Dixie left Melbourne, though, to move overseas in the early ’70s. He married his third wife (the niece of his second) and lived with her and another woman in a ménage à trois for years – until the two women eventually left him for each other. He returned to Australia in the 1980s and has been with his current wife for more than 35 years.

With that kind of history, it would be reasonable to assume his children might carry resentment, but Eve says she has none of that baggage. Dixie has even shown Eve the exact spot of her conception, behind the bathing boxes on Brighton Beach. “He did an X on the sand,” she says wryly. “Being into geography and mapping, we’ve got a bit more accuracy than most.”

Dixie went along recently when Eve filmed scenes for her documentary, recreating the bus encounters 67 years ago with actors in period costume.

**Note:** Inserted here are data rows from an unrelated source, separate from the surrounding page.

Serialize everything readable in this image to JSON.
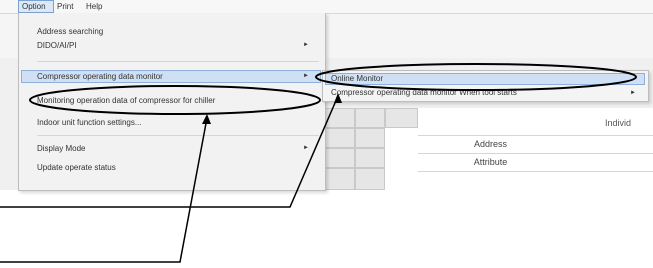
{
  "menubar": {
    "items": [
      "Option",
      "Print",
      "Help"
    ]
  },
  "option_menu": {
    "items": [
      {
        "label": "Address searching",
        "arrow": false
      },
      {
        "label": "DIDO/AI/PI",
        "arrow": true
      },
      {
        "label": "Compressor operating data monitor",
        "arrow": true
      },
      {
        "label": "Monitoring operation data of compressor for chiller",
        "arrow": false
      },
      {
        "label": "Indoor unit function settings...",
        "arrow": false
      },
      {
        "label": "Display Mode",
        "arrow": true
      },
      {
        "label": "Update operate status",
        "arrow": false
      }
    ]
  },
  "submenu": {
    "items": [
      {
        "label": "Online Monitor",
        "arrow": false
      },
      {
        "label": "Compressor operating data monitor When tool starts",
        "arrow": true
      }
    ]
  },
  "grid": {
    "header": "Individ",
    "rows": [
      "Address",
      "Attribute"
    ]
  },
  "colors": {
    "highlight": "#cfe0f5",
    "highlight_border": "#8fb0dc",
    "annotation": "#000000"
  }
}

Together, we watch the scenes on Eve’s computer: the moment Dixie and Martha first meet; the pair sharing a kiss behind a newspaper; the young mum in a pretty polka-dot dress. When the screen fades to black, Dixie is silent for a moment, seemingly overcome by emotion or nostalgia or both.

The postscript to this story is the extraordinary father-daughter friendship that has grown between Eve and Dixie – to the point where they now speak on the phone every second day. They are both atheists and human rights supporters incensed by injustice.

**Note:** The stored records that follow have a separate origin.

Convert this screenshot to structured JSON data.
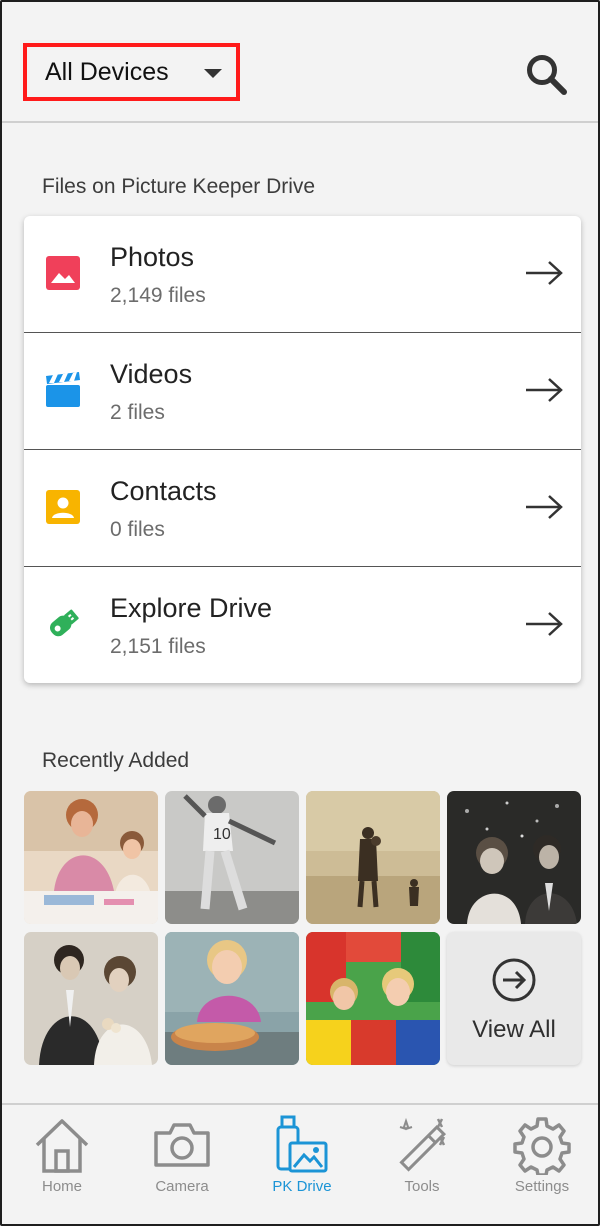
{
  "header": {
    "device_select": "All Devices"
  },
  "files_section": {
    "title": "Files on Picture Keeper Drive",
    "items": [
      {
        "label": "Photos",
        "count": "2,149 files",
        "icon": "photo-icon",
        "color": "#f0405a"
      },
      {
        "label": "Videos",
        "count": "2 files",
        "icon": "clapperboard-icon",
        "color": "#1b94e8"
      },
      {
        "label": "Contacts",
        "count": "0 files",
        "icon": "contact-icon",
        "color": "#f8b400"
      },
      {
        "label": "Explore Drive",
        "count": "2,151 files",
        "icon": "usb-drive-icon",
        "color": "#2fb05a"
      }
    ]
  },
  "recent_section": {
    "title": "Recently Added",
    "thumbnails": [
      "mother-and-child-crafting-photo",
      "vintage-football-player-photo",
      "father-and-child-at-beach-photo",
      "vintage-couple-laughing-photo",
      "vintage-wedding-couple-photo",
      "toddler-with-pie-photo",
      "kids-in-play-area-photo"
    ],
    "view_all": "View All"
  },
  "tabbar": {
    "tabs": [
      {
        "label": "Home",
        "icon": "home-icon",
        "active": false
      },
      {
        "label": "Camera",
        "icon": "camera-icon",
        "active": false
      },
      {
        "label": "PK Drive",
        "icon": "pk-drive-icon",
        "active": true
      },
      {
        "label": "Tools",
        "icon": "magic-wand-icon",
        "active": false
      },
      {
        "label": "Settings",
        "icon": "gear-icon",
        "active": false
      }
    ]
  },
  "colors": {
    "accent": "#1b94d6",
    "highlight_border": "#ff1a1a",
    "inactive_tab": "#8c8c8c"
  }
}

“I think Mum would love to know that we have bonded,” says Eve. “She would also be grateful she doesn’t have to take any crap. Her subterfuge had gone on too long and I’m not sure she could have handled the exposure.”

Not that Eve is judging her. After all the horror her mother had endured, Eve can’t condemn her for seizing any opportunity for happiness.

“Everything was grabbed out from under her,” says Eve. “Maybe those war experiences bring out in you [the belief that] you have to live for the moment. Anything can happen next.”